Overexpression of histone methyltransferases SUV39H1 and SUV39H2 in hepatocellular carcinoma

Abstract

Hepatocellular carcinoma (HCC) is one of the most common malignancies worldwide. Although the underlying molecular mechanisms remain elusive, accumulating evidence has revealed that aberrant epigenetic events, such as promoter DNA methylation, play a crucial role in liver carcinogenesis.
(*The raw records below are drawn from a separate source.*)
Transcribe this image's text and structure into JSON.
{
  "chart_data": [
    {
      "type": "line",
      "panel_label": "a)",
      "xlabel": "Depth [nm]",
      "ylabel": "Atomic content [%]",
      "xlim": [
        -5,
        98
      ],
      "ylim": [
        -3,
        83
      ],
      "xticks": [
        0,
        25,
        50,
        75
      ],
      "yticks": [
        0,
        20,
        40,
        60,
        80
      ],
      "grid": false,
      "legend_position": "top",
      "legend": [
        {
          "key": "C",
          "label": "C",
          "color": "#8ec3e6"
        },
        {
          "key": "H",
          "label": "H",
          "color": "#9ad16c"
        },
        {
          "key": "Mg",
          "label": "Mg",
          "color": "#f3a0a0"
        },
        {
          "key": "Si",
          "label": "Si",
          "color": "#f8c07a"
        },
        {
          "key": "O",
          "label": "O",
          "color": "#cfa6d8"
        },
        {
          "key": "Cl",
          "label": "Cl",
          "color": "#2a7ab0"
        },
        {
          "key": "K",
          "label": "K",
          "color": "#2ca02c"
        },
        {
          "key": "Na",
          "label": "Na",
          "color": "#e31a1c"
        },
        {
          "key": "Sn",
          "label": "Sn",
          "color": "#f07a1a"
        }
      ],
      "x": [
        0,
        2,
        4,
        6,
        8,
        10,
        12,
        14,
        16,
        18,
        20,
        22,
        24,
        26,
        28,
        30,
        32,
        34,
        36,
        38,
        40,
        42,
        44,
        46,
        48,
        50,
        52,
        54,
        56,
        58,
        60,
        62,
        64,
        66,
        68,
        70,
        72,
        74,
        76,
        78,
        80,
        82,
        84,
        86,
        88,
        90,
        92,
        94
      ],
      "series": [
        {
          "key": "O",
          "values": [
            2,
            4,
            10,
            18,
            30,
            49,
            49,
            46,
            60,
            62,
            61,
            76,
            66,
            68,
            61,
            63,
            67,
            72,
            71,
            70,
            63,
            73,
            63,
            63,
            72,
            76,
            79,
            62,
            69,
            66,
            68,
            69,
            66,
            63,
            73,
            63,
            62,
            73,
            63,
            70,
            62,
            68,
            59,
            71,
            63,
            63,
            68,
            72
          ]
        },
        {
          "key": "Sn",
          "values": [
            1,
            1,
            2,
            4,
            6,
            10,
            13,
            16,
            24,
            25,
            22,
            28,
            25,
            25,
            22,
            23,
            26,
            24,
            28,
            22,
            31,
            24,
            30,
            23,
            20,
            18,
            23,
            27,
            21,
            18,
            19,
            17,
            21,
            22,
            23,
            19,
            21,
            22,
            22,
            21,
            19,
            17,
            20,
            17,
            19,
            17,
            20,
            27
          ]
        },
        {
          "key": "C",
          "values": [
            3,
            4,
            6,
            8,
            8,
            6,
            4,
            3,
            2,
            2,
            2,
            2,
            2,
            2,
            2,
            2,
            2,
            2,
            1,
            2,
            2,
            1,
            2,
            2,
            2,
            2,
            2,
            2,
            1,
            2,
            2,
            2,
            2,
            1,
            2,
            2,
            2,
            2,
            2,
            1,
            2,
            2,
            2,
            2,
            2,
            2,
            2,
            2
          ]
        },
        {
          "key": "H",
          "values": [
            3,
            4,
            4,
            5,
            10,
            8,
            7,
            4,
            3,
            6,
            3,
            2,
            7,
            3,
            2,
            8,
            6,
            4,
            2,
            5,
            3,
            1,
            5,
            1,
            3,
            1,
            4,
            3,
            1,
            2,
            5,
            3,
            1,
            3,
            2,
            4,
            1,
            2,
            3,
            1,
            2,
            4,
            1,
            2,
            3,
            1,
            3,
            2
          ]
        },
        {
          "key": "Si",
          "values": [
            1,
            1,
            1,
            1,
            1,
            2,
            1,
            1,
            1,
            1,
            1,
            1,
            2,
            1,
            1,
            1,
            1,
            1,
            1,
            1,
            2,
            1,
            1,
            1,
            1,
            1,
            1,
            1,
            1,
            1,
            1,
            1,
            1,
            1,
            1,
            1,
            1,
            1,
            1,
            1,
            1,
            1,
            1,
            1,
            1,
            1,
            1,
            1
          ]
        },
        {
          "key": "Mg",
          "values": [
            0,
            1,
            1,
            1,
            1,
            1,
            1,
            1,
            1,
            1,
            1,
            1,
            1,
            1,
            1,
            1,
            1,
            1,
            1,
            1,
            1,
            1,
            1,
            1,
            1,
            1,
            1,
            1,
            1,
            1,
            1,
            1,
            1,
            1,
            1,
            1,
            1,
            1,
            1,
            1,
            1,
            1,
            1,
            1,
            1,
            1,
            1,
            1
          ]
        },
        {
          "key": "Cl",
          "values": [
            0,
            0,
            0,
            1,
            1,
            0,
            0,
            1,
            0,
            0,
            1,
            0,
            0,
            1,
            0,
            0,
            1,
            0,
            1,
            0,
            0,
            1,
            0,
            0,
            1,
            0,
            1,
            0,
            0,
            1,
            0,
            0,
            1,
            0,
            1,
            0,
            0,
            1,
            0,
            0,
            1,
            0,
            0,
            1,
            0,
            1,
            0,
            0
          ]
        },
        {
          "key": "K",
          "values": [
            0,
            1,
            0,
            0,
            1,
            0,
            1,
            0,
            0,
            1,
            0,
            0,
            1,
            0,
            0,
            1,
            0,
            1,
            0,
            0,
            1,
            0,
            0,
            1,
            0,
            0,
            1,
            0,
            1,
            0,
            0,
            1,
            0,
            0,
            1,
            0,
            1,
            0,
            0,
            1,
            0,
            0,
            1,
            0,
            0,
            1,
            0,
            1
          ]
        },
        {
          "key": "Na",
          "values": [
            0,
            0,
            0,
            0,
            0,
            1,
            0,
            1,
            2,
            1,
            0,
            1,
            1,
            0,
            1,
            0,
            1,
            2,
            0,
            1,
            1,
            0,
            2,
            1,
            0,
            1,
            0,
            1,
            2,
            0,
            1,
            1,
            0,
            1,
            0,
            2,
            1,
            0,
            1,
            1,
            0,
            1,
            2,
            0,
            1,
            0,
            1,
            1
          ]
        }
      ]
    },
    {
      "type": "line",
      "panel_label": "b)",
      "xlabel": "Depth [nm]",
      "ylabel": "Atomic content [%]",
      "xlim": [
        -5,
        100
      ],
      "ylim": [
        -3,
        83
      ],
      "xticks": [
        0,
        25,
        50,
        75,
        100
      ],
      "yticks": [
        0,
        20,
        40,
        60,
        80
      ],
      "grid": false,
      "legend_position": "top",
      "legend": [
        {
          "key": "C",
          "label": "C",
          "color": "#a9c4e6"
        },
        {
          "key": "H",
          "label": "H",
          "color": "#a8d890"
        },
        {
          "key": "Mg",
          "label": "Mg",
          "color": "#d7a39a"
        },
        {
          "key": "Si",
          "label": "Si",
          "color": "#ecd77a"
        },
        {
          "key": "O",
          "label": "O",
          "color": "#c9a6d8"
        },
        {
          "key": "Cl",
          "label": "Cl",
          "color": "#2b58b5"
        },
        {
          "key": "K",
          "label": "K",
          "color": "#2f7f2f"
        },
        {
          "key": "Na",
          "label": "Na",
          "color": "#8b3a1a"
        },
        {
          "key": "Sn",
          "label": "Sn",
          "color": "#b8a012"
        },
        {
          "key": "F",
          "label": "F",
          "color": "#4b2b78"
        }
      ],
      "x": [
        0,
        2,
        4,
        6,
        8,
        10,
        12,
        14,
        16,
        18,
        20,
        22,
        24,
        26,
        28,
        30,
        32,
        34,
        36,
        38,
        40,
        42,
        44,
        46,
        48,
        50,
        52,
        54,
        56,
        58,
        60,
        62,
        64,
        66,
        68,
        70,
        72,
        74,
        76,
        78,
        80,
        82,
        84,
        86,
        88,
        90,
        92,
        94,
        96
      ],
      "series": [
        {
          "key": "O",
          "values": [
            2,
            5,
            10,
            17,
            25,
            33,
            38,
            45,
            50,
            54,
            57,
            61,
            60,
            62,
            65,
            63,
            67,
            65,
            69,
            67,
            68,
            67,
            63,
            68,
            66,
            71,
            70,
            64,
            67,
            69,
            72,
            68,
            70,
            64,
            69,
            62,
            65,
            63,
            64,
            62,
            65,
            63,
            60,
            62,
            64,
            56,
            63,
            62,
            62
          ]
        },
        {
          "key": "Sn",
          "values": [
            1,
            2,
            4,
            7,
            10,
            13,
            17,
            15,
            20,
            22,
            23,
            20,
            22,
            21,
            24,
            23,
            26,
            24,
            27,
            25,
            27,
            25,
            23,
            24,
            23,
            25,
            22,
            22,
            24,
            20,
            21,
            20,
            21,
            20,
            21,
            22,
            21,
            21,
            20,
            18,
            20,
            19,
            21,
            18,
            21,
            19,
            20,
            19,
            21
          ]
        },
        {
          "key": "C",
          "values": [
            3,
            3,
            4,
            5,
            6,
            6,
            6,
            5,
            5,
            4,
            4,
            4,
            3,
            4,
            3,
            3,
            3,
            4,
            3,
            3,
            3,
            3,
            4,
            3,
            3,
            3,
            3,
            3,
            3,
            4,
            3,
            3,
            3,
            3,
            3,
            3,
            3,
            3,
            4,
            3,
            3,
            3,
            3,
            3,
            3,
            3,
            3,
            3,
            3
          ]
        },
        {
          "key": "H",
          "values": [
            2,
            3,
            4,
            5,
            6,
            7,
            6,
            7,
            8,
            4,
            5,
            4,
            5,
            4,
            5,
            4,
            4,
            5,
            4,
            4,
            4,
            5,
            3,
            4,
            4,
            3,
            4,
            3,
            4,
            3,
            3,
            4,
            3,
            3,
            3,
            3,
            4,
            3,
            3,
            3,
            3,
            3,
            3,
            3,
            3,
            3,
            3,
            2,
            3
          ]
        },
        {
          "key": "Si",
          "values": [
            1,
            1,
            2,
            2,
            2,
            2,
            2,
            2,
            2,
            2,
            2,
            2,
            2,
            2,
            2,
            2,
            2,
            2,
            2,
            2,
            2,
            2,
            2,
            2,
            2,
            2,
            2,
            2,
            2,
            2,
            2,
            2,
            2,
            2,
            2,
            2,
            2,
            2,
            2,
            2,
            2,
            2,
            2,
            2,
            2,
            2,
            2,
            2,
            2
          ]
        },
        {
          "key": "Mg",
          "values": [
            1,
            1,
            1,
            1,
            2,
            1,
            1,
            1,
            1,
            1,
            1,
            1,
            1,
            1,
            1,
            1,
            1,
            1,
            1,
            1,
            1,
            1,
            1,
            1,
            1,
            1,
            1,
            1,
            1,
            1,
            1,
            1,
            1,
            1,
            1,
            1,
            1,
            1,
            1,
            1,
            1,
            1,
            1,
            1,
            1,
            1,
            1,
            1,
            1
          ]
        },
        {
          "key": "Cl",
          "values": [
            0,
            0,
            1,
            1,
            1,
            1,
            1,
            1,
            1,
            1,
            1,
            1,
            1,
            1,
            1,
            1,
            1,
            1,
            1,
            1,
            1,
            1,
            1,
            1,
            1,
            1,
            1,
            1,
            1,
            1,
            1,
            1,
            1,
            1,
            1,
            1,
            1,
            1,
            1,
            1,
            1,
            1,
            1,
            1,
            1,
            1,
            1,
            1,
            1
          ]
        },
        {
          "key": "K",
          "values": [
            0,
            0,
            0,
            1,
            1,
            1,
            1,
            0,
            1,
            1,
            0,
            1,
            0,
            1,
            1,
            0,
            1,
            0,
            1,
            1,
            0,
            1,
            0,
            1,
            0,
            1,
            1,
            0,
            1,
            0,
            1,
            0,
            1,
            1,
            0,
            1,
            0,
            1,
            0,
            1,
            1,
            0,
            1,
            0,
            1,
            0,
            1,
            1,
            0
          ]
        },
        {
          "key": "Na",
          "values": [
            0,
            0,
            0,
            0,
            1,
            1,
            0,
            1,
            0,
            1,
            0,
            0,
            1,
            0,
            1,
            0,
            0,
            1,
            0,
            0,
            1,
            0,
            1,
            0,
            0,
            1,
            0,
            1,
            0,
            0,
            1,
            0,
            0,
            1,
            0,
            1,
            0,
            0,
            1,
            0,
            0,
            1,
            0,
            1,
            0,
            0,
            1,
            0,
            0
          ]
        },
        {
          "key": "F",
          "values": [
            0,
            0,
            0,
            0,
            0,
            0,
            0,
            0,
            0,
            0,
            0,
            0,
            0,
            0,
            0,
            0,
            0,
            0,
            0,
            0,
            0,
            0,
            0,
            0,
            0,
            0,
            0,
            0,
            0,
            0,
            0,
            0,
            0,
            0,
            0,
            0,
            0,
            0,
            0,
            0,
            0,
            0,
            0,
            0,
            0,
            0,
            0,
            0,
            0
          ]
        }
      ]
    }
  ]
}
DNA methylation and histone modifications work very closely in regulating proper chromatin structure and gene expression. However, the role of aberrant histone methylation in HCC has not been fully characterized thus far. Methylation on lysine 9 residue of histone 3 protein is an important epigenetic mark for transcriptional repression and heterochromatin formation. In human, H3K9 methylation is catalyzed by SUV39H1 and SUV39H2, human orthologs of Drosophila transcriptional repressor Su(Var)3-9. In this study, using real-time quantitative RT-PCR, we found that both SUV39H1 and SUV39H2 were frequently overexpressed in primary HCC when compared with their corresponding non-tumorous livers. SUV39H1 and SUV39H2 overexpression was found in 60% and 63% of primary HCC, respectively. Clinicopathologically, overexpression of SUV39H1 and SUV39H2 were both significantly associated with the presence of HCC venous invasion (P = 0.020 and 0.043, respectively), an indicator of HCC metastasis. Consistently, ectopic overexpression of SUV39H1 promoted cell migration and invasion of immortalized liver cell line, suggesting that overexpression of SUV39H1/2 may contribute to HCC metastasis. Furthermore, treatment of Su(Var)3-9 inhibitor, Chaetocin, induced G2/M arrest and apoptosis, and suppressed the growth of HCC cell lines at very low concentrations (at nM levels). Our findings suggest that the overexpression of the SUV39H1 and SUV39H2 may play an important role in human HCC and may be potential targets for epigenetic therapy.